We live in a data world that wants to move fast.
Just shove your data into a data lake and we'll figure it out later.
Create this table for this one dashboard that we will only look at once and then it will join the hundreds(if not thousands) of other dashboards that are ignored.
All of which can work in the short term but often leaves behind a lot of technical debt. One project I recently worked on literally dumped all of their raw data into an S3 bucket with no form of breakdown source or timing and it was quite chaotic to grasp what was going on.
All of this is driven by executives who need their data yesterday and don't want to wait as well as by the software and analysts teams who are often driven by very different motivations.
With all this pressure to move fast coming from all sides, an interesting solution I have come across a few times is...Let's just get rid of data engineering and governance.
A recent conversation I had with a head of data forced me to pause.
They brought up how at several organizations they had worked for made the decision to cut data engineering. This allowed their analysts and data scientists to use dbt and cloud composer to build tables as need be. After all these end-users knew what data they needed and were now empowered to get it.
Of course the end result for these companies was they did need to re-invest in data engineering.
But why cut data engineering in the in the first place?
Costs aside. Data engineering is often viewed as a bottleneck.
If you're a software engineer you're likely getting chased down by data engineers who want you to tell them before you update tables on the application. Maybe, they are even asking you to add in extra layers like data contracts.
Yikes. You don't want that. This means you won't be able to deliver that feature before your next review cycle.
If you're on the data science and analyst side, well then you often have to wait for data engineering to find time to pull your data into "core tables". Some of these data engineers might even insist on making sure to implement some level of standardization and data governance.
All of which means slower access to data.
There is a reason that data engineering and data governance exist. But if you really do want to get rid of your data engineering teams then here are some points you must consider.
On a few projects I completed earlier this year I noted there was a lack of tracking historical data. This will eventually lead to problems when your management asks:
How much revenue did we have per customer in NYC year over year?
Because all you will be reporting on is the current state of the data and not how it has changed over time.
The classic way to track changes in dimensions and entities is to use SCD or slowly changing dimensions.
But there are other options.
And at some other companies just store snapshots of every day in separate partitions in a table(not my favorite). The result of all of these is the ability for an end-user to track historical data over time. Meaning that when an analyst is asked about a year over year comparisons, they can answer accurately.
All that said, I would say there is a far more difficult problem that most companies need to deal with.
As pointed out by Bill Inmon earlier this year:
In order to be a data warehouse an organization must integrate data.

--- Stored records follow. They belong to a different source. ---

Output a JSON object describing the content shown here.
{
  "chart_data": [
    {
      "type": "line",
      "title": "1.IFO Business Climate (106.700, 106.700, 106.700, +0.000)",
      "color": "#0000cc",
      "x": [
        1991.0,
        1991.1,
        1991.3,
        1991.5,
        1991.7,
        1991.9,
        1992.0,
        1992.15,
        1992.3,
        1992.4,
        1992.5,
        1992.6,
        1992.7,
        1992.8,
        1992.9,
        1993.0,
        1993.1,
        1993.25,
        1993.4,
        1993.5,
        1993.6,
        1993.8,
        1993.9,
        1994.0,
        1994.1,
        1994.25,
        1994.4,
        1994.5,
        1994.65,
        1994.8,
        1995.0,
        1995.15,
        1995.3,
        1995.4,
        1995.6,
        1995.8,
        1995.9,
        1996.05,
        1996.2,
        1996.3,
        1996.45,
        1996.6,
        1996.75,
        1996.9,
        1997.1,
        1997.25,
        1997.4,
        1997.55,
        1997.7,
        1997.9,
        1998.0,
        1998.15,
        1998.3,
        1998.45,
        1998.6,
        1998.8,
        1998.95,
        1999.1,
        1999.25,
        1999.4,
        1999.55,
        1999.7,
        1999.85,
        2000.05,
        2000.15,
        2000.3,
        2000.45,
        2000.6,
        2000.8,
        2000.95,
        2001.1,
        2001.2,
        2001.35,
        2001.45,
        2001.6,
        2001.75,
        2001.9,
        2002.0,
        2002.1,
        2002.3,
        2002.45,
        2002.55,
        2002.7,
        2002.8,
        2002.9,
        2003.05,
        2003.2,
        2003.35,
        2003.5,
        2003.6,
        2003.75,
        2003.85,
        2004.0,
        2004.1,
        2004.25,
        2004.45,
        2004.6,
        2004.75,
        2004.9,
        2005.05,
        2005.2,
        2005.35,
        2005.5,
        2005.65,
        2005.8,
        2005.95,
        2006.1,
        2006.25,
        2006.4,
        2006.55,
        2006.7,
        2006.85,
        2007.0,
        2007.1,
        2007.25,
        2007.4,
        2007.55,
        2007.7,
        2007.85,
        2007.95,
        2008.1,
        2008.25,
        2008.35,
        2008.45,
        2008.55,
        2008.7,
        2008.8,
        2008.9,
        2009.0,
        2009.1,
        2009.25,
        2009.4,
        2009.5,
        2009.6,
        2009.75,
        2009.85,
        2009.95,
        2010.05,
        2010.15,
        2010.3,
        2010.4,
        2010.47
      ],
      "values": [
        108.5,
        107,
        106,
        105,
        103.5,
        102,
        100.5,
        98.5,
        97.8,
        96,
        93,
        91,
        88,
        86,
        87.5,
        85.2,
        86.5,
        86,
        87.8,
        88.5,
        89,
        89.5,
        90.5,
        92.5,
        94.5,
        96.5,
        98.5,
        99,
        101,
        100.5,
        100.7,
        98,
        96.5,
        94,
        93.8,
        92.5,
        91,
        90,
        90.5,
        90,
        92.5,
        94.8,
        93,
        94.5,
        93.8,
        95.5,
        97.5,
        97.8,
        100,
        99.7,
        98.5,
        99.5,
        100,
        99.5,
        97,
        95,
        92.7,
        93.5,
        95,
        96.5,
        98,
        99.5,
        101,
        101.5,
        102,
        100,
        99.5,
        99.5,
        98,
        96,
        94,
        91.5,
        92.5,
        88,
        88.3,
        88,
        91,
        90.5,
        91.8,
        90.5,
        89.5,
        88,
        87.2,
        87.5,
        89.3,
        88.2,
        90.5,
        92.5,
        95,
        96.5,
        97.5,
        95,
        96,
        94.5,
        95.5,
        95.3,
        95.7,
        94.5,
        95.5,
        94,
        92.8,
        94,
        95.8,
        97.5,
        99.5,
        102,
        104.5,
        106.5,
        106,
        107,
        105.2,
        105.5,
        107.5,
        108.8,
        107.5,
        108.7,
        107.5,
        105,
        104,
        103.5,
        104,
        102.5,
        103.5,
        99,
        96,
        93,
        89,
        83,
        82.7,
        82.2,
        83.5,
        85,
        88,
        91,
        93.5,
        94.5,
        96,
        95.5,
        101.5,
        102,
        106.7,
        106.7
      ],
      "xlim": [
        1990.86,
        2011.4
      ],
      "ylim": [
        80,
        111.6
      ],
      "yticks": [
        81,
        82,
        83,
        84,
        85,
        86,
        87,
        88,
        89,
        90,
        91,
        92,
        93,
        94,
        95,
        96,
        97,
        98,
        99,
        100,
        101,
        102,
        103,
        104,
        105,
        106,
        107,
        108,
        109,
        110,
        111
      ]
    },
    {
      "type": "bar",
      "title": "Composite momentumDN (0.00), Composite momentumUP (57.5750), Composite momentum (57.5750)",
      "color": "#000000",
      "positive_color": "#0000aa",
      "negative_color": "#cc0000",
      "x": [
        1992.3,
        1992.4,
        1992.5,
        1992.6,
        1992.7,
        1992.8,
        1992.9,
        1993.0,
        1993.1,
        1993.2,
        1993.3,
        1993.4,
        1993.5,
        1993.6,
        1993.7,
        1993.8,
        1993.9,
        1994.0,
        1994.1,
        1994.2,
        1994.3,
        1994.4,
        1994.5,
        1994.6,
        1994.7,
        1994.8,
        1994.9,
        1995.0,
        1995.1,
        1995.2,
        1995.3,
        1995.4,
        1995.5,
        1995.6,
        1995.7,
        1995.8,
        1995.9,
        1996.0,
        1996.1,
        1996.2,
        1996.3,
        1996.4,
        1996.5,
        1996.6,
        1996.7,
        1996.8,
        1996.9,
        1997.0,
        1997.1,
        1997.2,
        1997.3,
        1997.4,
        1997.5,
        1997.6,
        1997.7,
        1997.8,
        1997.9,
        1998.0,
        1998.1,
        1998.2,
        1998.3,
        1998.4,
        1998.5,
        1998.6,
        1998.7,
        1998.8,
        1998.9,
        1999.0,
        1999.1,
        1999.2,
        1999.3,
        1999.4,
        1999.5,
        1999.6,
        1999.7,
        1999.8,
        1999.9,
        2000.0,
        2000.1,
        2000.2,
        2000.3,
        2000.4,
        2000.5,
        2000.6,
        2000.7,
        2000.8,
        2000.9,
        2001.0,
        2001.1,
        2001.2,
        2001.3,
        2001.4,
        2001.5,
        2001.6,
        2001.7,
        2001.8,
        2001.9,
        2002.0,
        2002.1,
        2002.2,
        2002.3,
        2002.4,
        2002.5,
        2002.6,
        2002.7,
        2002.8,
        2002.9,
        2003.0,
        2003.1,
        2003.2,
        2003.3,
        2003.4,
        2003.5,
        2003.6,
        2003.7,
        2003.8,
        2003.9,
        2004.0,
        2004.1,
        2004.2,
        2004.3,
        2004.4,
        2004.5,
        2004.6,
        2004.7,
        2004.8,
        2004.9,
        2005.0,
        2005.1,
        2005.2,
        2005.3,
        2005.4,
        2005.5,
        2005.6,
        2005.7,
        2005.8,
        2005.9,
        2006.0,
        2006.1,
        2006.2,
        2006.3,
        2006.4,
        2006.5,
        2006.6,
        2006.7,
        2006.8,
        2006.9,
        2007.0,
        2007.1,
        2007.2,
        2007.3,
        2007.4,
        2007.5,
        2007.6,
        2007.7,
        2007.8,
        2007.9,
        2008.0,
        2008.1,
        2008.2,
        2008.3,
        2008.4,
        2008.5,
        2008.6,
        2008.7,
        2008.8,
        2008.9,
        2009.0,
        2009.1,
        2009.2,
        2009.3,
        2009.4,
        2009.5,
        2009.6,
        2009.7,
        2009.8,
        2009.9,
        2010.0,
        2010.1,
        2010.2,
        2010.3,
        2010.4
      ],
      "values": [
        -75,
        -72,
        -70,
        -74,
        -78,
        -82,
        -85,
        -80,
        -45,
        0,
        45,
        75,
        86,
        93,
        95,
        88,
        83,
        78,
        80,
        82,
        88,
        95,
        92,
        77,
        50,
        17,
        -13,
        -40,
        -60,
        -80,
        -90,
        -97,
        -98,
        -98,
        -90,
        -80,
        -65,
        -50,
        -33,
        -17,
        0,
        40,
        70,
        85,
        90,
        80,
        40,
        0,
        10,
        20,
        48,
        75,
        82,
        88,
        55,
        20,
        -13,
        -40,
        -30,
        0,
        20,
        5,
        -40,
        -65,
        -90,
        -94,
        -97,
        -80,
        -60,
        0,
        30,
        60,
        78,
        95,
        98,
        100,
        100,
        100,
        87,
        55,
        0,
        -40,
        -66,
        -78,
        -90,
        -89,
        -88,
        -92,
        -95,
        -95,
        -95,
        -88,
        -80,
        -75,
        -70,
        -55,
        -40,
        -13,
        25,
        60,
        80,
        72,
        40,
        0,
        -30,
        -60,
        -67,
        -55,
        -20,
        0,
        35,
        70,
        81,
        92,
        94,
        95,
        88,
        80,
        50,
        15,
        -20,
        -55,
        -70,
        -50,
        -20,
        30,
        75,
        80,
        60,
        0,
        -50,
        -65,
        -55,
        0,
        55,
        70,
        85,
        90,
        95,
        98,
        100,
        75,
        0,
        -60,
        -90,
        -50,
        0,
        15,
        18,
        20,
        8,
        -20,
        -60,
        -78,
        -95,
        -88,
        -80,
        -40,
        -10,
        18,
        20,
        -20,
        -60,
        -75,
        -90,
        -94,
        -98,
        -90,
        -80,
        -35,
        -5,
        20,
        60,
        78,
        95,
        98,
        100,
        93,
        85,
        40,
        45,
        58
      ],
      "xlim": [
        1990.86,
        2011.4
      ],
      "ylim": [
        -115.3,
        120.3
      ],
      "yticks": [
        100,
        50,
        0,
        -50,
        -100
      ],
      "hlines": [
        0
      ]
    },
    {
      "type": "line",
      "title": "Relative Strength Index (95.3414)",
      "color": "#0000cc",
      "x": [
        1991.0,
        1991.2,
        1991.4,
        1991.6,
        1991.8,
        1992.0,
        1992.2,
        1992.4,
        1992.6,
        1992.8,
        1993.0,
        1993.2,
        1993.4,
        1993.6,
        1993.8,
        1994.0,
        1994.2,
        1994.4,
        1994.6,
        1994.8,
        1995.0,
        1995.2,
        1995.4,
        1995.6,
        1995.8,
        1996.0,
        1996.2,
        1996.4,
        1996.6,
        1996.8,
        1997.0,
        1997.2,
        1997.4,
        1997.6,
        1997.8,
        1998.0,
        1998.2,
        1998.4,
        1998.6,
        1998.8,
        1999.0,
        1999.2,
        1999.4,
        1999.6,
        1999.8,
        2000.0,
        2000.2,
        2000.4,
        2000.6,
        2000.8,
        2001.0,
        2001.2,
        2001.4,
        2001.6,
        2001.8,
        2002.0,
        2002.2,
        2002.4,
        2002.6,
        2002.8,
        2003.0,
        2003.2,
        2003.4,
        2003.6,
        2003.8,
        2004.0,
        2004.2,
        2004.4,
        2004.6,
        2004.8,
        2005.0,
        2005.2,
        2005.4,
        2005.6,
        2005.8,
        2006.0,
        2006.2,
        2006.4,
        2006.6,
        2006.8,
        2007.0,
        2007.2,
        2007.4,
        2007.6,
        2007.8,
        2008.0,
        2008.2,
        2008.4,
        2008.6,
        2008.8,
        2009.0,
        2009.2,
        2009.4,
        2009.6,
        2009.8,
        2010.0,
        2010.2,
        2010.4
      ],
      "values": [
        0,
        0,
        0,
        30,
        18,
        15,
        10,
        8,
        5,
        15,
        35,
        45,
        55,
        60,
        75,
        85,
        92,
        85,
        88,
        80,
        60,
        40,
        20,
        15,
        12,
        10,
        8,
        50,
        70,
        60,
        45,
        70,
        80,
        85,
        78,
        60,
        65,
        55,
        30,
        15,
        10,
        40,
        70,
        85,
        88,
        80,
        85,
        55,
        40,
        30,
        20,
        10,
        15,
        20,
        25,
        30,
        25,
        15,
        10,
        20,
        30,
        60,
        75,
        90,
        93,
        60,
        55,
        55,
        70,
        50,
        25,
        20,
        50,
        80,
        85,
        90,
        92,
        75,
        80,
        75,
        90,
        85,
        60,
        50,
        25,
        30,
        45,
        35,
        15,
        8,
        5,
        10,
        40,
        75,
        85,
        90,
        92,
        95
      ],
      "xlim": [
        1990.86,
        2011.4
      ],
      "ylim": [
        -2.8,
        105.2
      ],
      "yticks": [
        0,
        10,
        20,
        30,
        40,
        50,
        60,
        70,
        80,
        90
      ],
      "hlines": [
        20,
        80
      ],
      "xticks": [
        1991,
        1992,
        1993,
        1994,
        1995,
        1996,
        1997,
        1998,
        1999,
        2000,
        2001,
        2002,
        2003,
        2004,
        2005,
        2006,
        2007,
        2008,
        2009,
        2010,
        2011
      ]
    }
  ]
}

If you don't do integration of data then you are not a data warehouse...
...But when it comes to integrating data I don't see that Snowflake understands that at all. If anything Snowflake is an embodiment of the Kimball model.
There are many cases where in order to move fast a team might load data from each data source as is without thinking about how it integrates with all the other various sources.
While working at Facebook, yes we were spoiled by the free lunches.
But truthfully, as a data engineer, I felt spoiled by how well integrated all the data was. Compared to when I worked at a hospital and was trying to integrate a finance system into a project management system where the project id field was an open text field that allowed for users to put multiple project ids into it(as well as the occasional budget number), Facebook was amazing.
It probably didn't help that the field was called project number not project id...
This was because the data sources all interacted with each other on an application level. Meaning there had to be ids that the sources themselves shared.
In fact, instead of having to figure out how we would join data together, we often had to figure out which IDs we would remove to avoid confusing analysts on which ID is the core ID to join on.
Data integration is often skipped when your team is just ingesting data via EL. Why think about integration? There is a current report that needs to be answered and it doesn't require bringing in another data source. However, the problem is eventually it will. Eventually, someone will want to ask about data from multiple sources.
In the end, you not only start running into integration issues but governance issues.
Finally governance. Now at large companies, data governance is usually pretty obvious in terms of necessity. There are committees that spend hours deciding how they will implement the various processes and policies to protect, standardize and better manage the use of data.
Entire departments are dedicated to these task. In these cases, the data engineering team is usually not involved in these decisions or at the very least they are not the SME. They might be the ones that programmatically implement the policies made by data governance. But are not the actual expert.
Of course, these companies are also dealing with tens if not hundreds of applications(many duplicates).
But there are a lot of data systems in the SMB and mid-market space too and not having some form of data governance strategy in a world that is becoming more data-aware poses a lot of risks.
Moving fast can work out early on because much of the modeling and data pipeline debt isn't apparent(and I didn't even reference data quality). However, as a company grows and its data needs mature limitations will bubble to the surface.
An executive will ask a question and the data team won't be able to answer it.
The ML team will invest 500k into a model only to figure out all of the data was wrong or from a table, which no one supports anymore.
All of which will expose the true cost of moving fast.